Solving $\arcsin(1-x)-2\arcsin(x)=\pi/2$ \begin{eqnarray*}
\arcsin(1-x)-2\arcsin(x) & = & \frac{\pi}{2}\\
1-x & = & \sin\left(\frac{\pi}{2}+2\arcsin(x)\right)\\
 & = & \cos\left(2\arcsin(x)\right)\\
 & = & 1-2\left(\sin\left(\arcsin(x)\right)\right)^{2}\\
 & = & 1-2x^{2}\\
x & = & 2x^{2}\\
x\left(x-\frac{1}{2}\right) & = & 0
\end{eqnarray*}
So $x=0$ or $x=\frac{1}{2}$
But puttig $x=\frac{1}{2}$ in the original expression gives $-\frac {\pi} 4 \ne \frac \pi 2$
So, why do we get $x=-1/2$ as an answer?
 A: In your first step you added an extra solution. 
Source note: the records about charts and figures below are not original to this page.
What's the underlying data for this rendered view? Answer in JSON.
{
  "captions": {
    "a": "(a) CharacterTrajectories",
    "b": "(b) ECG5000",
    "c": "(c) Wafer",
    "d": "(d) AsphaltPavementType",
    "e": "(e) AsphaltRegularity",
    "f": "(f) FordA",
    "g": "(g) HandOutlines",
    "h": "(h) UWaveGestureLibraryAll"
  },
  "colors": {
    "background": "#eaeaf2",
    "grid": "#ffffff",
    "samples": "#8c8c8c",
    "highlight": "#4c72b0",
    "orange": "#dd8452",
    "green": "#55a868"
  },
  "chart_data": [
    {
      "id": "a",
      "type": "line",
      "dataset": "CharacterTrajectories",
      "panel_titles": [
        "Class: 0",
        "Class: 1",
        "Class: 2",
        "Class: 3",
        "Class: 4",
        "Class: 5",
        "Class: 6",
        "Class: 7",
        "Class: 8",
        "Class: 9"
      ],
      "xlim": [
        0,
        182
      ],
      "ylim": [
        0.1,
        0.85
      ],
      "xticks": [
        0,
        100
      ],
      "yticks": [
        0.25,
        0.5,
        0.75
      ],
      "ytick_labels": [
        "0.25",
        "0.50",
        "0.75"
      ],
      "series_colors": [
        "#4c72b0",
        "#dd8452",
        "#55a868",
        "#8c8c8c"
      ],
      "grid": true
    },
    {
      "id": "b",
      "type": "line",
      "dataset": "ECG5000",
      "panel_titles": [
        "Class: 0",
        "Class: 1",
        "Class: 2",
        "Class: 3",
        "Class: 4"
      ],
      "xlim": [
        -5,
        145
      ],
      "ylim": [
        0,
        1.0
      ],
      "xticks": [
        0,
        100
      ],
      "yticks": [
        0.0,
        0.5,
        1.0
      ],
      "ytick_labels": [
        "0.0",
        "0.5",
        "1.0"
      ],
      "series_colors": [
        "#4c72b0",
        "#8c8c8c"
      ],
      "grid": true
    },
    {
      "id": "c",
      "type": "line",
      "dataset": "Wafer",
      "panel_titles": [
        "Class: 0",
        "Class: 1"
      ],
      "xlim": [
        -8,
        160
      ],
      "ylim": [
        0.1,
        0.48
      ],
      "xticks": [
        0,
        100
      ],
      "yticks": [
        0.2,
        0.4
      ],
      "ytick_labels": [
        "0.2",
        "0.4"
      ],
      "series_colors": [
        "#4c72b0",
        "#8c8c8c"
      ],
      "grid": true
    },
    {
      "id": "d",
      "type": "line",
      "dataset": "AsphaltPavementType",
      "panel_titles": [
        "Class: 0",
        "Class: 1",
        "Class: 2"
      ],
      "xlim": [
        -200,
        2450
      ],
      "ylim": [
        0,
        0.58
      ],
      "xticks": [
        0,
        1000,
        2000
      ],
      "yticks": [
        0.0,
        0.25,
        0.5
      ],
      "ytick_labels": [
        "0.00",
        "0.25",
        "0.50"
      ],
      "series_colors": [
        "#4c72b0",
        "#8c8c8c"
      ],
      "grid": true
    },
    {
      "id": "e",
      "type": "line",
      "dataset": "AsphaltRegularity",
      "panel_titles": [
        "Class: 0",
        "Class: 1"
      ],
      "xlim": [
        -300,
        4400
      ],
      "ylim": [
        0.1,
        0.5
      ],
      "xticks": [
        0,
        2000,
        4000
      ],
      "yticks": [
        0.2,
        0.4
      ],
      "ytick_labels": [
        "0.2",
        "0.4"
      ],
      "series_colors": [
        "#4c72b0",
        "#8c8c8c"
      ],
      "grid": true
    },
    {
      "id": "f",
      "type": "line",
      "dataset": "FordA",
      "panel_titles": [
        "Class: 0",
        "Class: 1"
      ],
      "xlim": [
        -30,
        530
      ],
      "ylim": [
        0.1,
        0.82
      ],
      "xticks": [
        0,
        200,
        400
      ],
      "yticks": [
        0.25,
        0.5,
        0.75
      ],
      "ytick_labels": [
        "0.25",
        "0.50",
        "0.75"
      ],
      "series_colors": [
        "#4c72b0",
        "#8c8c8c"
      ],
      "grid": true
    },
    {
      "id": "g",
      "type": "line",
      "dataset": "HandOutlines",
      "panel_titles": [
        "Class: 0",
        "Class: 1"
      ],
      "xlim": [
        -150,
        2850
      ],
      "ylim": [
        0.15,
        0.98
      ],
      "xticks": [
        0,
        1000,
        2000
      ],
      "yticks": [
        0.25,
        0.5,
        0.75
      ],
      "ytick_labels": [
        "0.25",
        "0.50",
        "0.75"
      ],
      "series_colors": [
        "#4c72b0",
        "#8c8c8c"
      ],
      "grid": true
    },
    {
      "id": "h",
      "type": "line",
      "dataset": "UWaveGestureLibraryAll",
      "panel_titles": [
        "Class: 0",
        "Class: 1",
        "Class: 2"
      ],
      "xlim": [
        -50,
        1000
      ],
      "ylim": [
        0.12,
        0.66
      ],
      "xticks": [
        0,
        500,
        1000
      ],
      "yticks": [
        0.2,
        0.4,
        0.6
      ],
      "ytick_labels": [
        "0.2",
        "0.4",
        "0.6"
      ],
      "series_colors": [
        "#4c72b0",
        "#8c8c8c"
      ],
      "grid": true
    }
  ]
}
Since $\arcsin x$ must be smaller than $\pi/2$, the first line reads:
$$\arcsin(1-x)= \frac{\pi}{2}+2\arcsin(x) \le \frac{\pi}{2}$$
Thus, $x\le 0$ as well.
Now, by taking the $\sin$ of both sides, you took a function that was only defined up to $x=1$ (e.g. $\arcsin(x-1)$ ) and extended it to all reals (e.g $x-1$). Here is where you added the extra solution.
A: Beside the good answers you already received, you can also consider the problem from an algebraic point of view. Let $$f(x)=\arcsin(1-x)-2\arcsin(x)-\frac{\pi }{2}$$ Its derivative $$f'(x)=-\frac{2}{\sqrt{1-x^2}}-\frac{1}{\sqrt{(2-x) x}}$$ is always negative (with infinite branches at $x=0$ and $x=1$). For $x=0$, $f(0)=0$ and since the function decreases, you cannot have any root beside $x=0$ (remember that $f(x)$ is only defined for [$0<x<1$]).
A: As  $\displaystyle \sin\left(\frac\pi2\pm A\right)=\cos A,$
$\displaystyle\sin\left(\frac\pi2\pm2\arcsin x\right)=\cos(2\arcsin x)=1-2\left[\sin(\arcsin x)\right]^2=1-2x^2$
So, $\displaystyle x=\frac12$ corresponds to $\displaystyle\arcsin(1-x)+2\arcsin x=\frac\pi2$ as $\displaystyle\arcsin\frac12=\frac\pi6$